To do this, compute the mean of the image, for each PPP, compute the mean, and see which regions of the PPP fall into white, and which into black. This will give us the direction of the vector. The magnitude of that vector will be the mean of that PPP.
After extracting vectors, the image would look something like this:
Now that we have gotten vectors of each PPP pointing perpendicular to change in luminosity, let’s find ways to represent their spatial distribution.
Choosing a key for a vector:
direction in degrees rounded + magnitude rounded to the first decimal
Spatial Distribution Encoding
There’s a way to encode 2-dimensional relationship into a 1-dimensional string: by mentioning every unit-change in direction by a unique character.
Because we want to encode 2-dimensional numbers, we can use n, e, w, s, a, b, c, and d for north, east, west, south, north-east, north-west, south-east, south-west respectively.
Therefore, a random line-trace from the matrix below
[
15, 20, 3
2, 15, 18
19, 4, 45]
can be represented as, 15s2w15s4.
It was observed through experimentation that storing the spatial distribution encoding for each key-pair of increasing lengths is memory-intensive. Therefore, we can instead store 15s2w15s4 as 15.s.2.w.15.s.4 in object format where 15.s.3.x.y will be placed inside 15.s.
The data structure can be:
a{{}=class_names, lastDir:’’, D.b{{}=class_names, lastDir:’’, D.e{{}=class_names, D.f{…}}}}
Possible loopholes of this type of spacial encoding:
If we store the above spacial encoding example 15.s.2.w.15.s.4 as it is, when a test image is shown, we want the system to match 15.s.2.w.15.s.4 as well as just 2.w.15.s.4. Therefore, we will store each vector as a child of its previous vector.
The memory capacity for storing things this way would be enormous. We should find a way to match a portion of a feature without having to store it separately.
Storage of Features-to-class Mapping
In order to efficiently store the features, we would allocate an array element inside the feature-data of every spatial distribution. This will allow us to accurately pick up class names from features from a test image.
Unsupervised Learning
Obviously, as the system sees more and more images, certain features start repeating. The repeating features are cached as commonalities. The mere fact that some features are repeating, it means, that those images have things in common. This wisdom can be learned without supplying labels. Labels are when the commonalities are given a name.

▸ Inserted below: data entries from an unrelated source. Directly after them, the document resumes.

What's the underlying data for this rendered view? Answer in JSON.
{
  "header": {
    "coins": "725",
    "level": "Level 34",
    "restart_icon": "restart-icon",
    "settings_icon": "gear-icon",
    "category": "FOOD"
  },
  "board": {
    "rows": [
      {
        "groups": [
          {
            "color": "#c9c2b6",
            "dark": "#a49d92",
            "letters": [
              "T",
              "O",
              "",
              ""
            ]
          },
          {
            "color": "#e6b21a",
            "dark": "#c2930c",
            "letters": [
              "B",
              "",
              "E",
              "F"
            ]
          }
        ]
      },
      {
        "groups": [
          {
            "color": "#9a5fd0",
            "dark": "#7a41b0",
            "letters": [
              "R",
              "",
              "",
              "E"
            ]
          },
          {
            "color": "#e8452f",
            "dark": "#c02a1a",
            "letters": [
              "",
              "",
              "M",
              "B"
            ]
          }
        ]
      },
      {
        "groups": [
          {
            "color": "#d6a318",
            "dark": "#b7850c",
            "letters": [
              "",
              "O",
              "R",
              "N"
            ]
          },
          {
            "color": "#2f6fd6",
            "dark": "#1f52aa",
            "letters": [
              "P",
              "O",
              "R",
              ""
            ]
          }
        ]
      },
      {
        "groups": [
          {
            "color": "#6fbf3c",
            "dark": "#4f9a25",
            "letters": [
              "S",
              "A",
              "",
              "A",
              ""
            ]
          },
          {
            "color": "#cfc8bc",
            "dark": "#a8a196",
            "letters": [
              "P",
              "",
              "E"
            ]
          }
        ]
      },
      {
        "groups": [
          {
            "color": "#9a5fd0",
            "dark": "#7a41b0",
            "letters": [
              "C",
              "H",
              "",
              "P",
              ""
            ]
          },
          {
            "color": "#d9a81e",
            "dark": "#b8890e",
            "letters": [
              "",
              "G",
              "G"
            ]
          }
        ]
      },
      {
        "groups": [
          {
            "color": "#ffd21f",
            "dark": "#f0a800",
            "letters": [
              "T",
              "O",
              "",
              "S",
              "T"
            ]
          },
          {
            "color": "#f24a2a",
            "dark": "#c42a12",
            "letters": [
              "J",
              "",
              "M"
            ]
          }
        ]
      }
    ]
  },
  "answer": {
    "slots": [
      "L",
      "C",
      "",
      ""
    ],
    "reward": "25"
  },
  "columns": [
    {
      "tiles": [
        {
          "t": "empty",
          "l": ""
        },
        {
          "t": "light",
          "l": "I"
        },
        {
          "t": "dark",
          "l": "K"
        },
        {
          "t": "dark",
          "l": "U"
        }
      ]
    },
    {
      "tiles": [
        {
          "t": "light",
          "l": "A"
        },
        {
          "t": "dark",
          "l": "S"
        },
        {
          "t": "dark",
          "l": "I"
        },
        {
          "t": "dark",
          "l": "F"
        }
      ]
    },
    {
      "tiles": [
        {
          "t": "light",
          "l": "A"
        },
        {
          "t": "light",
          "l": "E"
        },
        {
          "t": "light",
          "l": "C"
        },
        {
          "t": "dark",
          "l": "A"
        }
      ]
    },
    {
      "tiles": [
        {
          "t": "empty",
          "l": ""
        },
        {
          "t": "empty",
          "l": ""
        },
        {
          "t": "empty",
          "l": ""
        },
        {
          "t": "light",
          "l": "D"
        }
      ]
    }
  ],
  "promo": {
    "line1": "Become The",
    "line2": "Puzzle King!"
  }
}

We can perform unsupervised learning by passing the image from the features cache to get primed. Each image will then result in vectors that are common with the global cache.
Testing
Finally, the testing procedure should take an input image, get all its vectors, loop through x and y, and see if the entry at x and y has a key set in the learned memory. If yes, see if any of its neighbors is added as a child of the current matched object of the cache. Repeat this process for all X and Y.
Scoring
Scoring is important. Simpler objects with basic shapes will have many single vectors that match complex test images with a lot of noise. We need to penalize single vector matches, and incentivize multi-vector matches. We can square the number of vectors that match consecutively.